Case v. City of Detroit

129 Mich. 298 | Mich. | 1902

Hooker, C. J.

The plaintiff was owner of premises in Detroit, upon which there were buildings. The board of assessors placed them upon the assessment roll for the year 1898 at a valuation of $92,900. It is admitted that, of this, $50,000 was the value of the buildings, and $42,900 that of the land. The roll was approved by the board of review, and subsequently, on June 9, 1898, the buildings were destroyed by fire. On July 12th, the plaintiff petitioned the common council to remit a portion of the taxes, corresponding to the amount assessed upon the buildings, and it adopted a resolution to remit and pay back the sum of $814.82 of said taxes. This occurred on August 23, 1898. The mayor declined to approve the resolution.

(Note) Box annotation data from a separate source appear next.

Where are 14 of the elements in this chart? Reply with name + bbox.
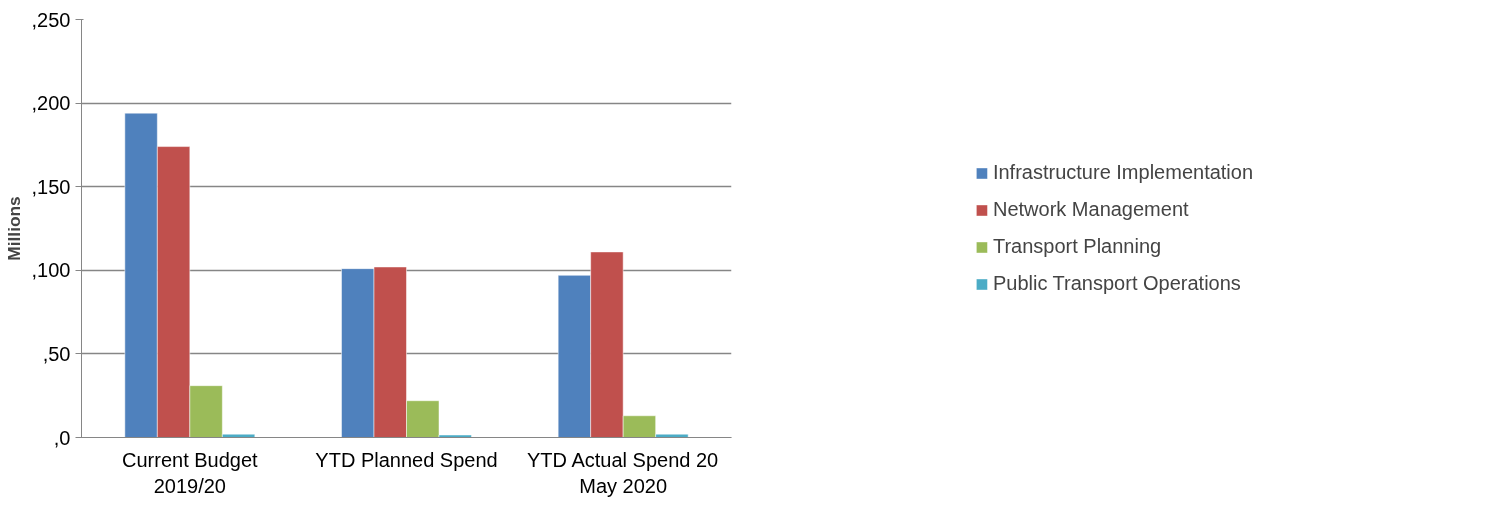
- x-tick-label: YTD Planned Spend: [315, 448, 498, 471]
- legend-label: Network Management: [992, 198, 1189, 221]
- legend-label: Public Transport Operations: [992, 272, 1241, 295]
- x-tick-label: YTD Actual Spend 20 May 2020: [527, 448, 719, 497]
- y-tick-label: ,250: [31, 8, 71, 31]
- y-tick-label: ,50: [42, 342, 71, 365]
- legend-label: Infrastructure Implementation: [992, 161, 1254, 184]
- y-tick-label: ,150: [31, 175, 71, 198]
- y-tick-label: ,100: [31, 259, 71, 282]
- x-tick-label: Current Budget 2019/20: [122, 448, 259, 497]
- y-axis-title: Millions: [3, 196, 24, 261]
- y-tick-label: ,200: [31, 92, 71, 115]
- y-tick-label: ,0: [53, 426, 71, 449]
- legend-label: Transport Planning: [992, 235, 1162, 258]
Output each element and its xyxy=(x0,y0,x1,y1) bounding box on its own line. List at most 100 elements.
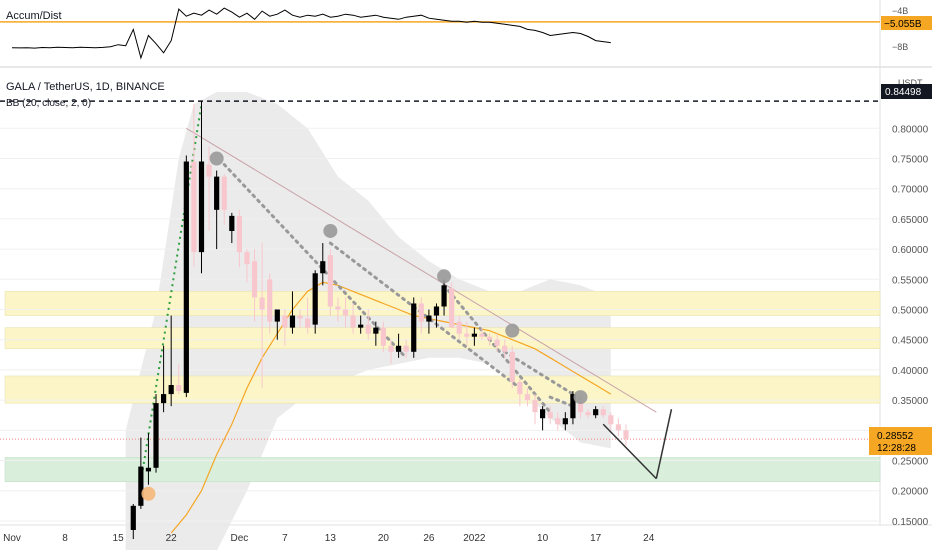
time-tick-label: 15 xyxy=(113,533,125,544)
time-tick-label: 24 xyxy=(643,533,655,544)
resistance-zone-2 xyxy=(4,375,881,404)
candle-body xyxy=(433,306,440,316)
candle-body xyxy=(251,261,258,298)
price-tick-label: 0.20000 xyxy=(892,487,929,498)
candle-body xyxy=(494,339,500,346)
candle-body xyxy=(259,297,265,310)
price-tick-label: 0.45000 xyxy=(892,336,929,347)
gray_dotted-trendline-2 xyxy=(222,163,408,360)
candle-body xyxy=(191,161,197,253)
candle-body xyxy=(577,397,584,413)
candle-body xyxy=(517,382,523,395)
candle-body xyxy=(365,324,371,334)
candle-body xyxy=(176,385,182,392)
candle-body xyxy=(183,161,189,393)
price-tick-label: 0.50000 xyxy=(892,306,929,317)
candle-body xyxy=(320,261,326,274)
candle-body xyxy=(380,327,387,346)
candle-body xyxy=(449,288,455,328)
candle-body xyxy=(395,345,402,352)
price-tick-label: 0.70000 xyxy=(892,185,929,196)
projection-trendline-7 xyxy=(602,423,657,480)
candle-body xyxy=(282,315,288,328)
top-price-label: 0.84498 xyxy=(885,87,922,98)
candle-body xyxy=(540,409,546,419)
price-tick-label: 0.35000 xyxy=(892,396,929,407)
candle-body xyxy=(585,412,591,416)
candle-body xyxy=(373,327,379,334)
candle-body xyxy=(555,418,561,425)
bollinger-basis-line xyxy=(170,281,612,534)
candle-layer xyxy=(130,101,629,540)
time-tick-label: 8 xyxy=(62,533,68,544)
candle-body xyxy=(267,279,273,322)
time-tick-label: Dec xyxy=(231,533,249,544)
candle-body xyxy=(441,285,447,307)
time-tick-label: 22 xyxy=(166,533,178,544)
price-tick-label: 0.40000 xyxy=(892,366,929,377)
top-price-badge xyxy=(881,84,932,99)
candle-body xyxy=(593,409,599,416)
candle-body xyxy=(411,303,417,352)
candle-body xyxy=(198,161,205,253)
gray-marker-1 xyxy=(323,223,338,238)
candle-body xyxy=(502,345,508,352)
price-tick-label: 0.65000 xyxy=(892,215,929,226)
candle-body xyxy=(214,176,220,210)
orange-marker-5 xyxy=(141,486,156,501)
candle-body xyxy=(532,400,538,413)
candle-body xyxy=(236,215,242,253)
resistance-zone-1 xyxy=(4,327,881,350)
accum-dist-line xyxy=(11,7,611,60)
countdown-label: 12:28:28 xyxy=(877,443,916,454)
candle-body xyxy=(312,273,318,325)
accum-tick-bottom: −8B xyxy=(892,42,908,52)
candle-body xyxy=(274,309,280,322)
last-price-label: 0.28552 xyxy=(877,431,914,442)
candle-body xyxy=(547,412,553,419)
candle-body xyxy=(145,467,152,472)
gray-marker-0 xyxy=(209,151,224,166)
price-tick-label: 0.25000 xyxy=(892,457,929,468)
bb-indicator-label[interactable]: BB (20, close, 2, 0) xyxy=(6,98,91,109)
resistance-trendline-0 xyxy=(186,127,657,413)
price-tick-label: 0.55000 xyxy=(892,275,929,286)
last-price-badge xyxy=(869,427,932,455)
time-tick-label: Nov xyxy=(3,533,21,544)
candle-body xyxy=(479,333,485,337)
gray-marker-3 xyxy=(505,323,520,338)
candle-body xyxy=(426,315,432,322)
symbol-title[interactable]: GALA / TetherUS, 1D, BINANCE xyxy=(6,81,165,93)
time-tick-label: 2022 xyxy=(463,533,486,544)
gray_dotted-trendline-6 xyxy=(548,395,575,408)
accum-dist-pane xyxy=(0,7,880,60)
gray_dotted-trendline-3 xyxy=(328,241,522,390)
candle-body xyxy=(615,424,621,431)
time-tick-label: 17 xyxy=(590,533,602,544)
projection-trendline-8 xyxy=(655,409,673,479)
candle-body xyxy=(600,409,606,416)
accum-level-label: −5.055B xyxy=(884,19,922,30)
candle-body xyxy=(608,415,614,425)
accum-tick-top: −4B xyxy=(892,6,908,16)
candle-body xyxy=(327,255,333,307)
candle-body xyxy=(471,333,477,337)
candle-body xyxy=(570,394,576,419)
candle-body xyxy=(244,252,250,265)
candle-body xyxy=(221,176,227,210)
gray_dotted-trendline-5 xyxy=(503,350,575,396)
candle-body xyxy=(418,303,424,322)
price-tick-label: 0.80000 xyxy=(892,124,929,135)
time-tick-label: 20 xyxy=(378,533,390,544)
candle-body xyxy=(403,345,409,352)
candle-body xyxy=(229,215,235,231)
candle-body xyxy=(464,333,470,337)
grid-layer xyxy=(0,127,880,522)
candle-body xyxy=(509,351,515,382)
currency-label: USDT xyxy=(898,78,923,88)
candle-body xyxy=(335,306,341,310)
marker-layer xyxy=(141,151,588,501)
candle-body xyxy=(342,309,349,316)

Again, in 1900, asimilar resolution passed the council, and the mayor again declined to approve it. The money having been paid to the treasurer, the plaintiff brought this action to recover the sum of $784.40, city taxes assessed *299upon the buildings. He claims it to be for taxes assessed for the fiscal year 1898, which, he says, began July 1, 1898, some time after the destruction of the buildings. The circuit court rendered a judgment for the plaintiff» and the defendant has brought error.

These lands were lawfully assessed, and the taxes were spread in conformity to law, before the fire. It was perhaps within the power of the council to remit a portion of these taxes if they deemed it unjust to require payment, but they failed to do this. We know of no authority which sustains the plaintiff’s contention that one owning property destroyed, or parted with in any other way, after the taxes are spread, is to have a rebate of a portion of his taxes. None is cited by counsel, and we think that the introduction of such a rule would lead to much confusion. It is admitted that the property burned was insured, and it is shown that $45,000, if not more, was paid by the insurance companies to persons holding mortgages given by or for which the plaintiff was responsible. It was upon this ground that the mayor vetoed the resolutions, but this fact is not important.

The judgment is reversed, and, under the admitted facts, a new trial is denied. Judgment will be entered here in favor of the defendant for costs of both courts.

Moore, Grant, and Montgomery, JJ., concurred. Long, J., did not sit.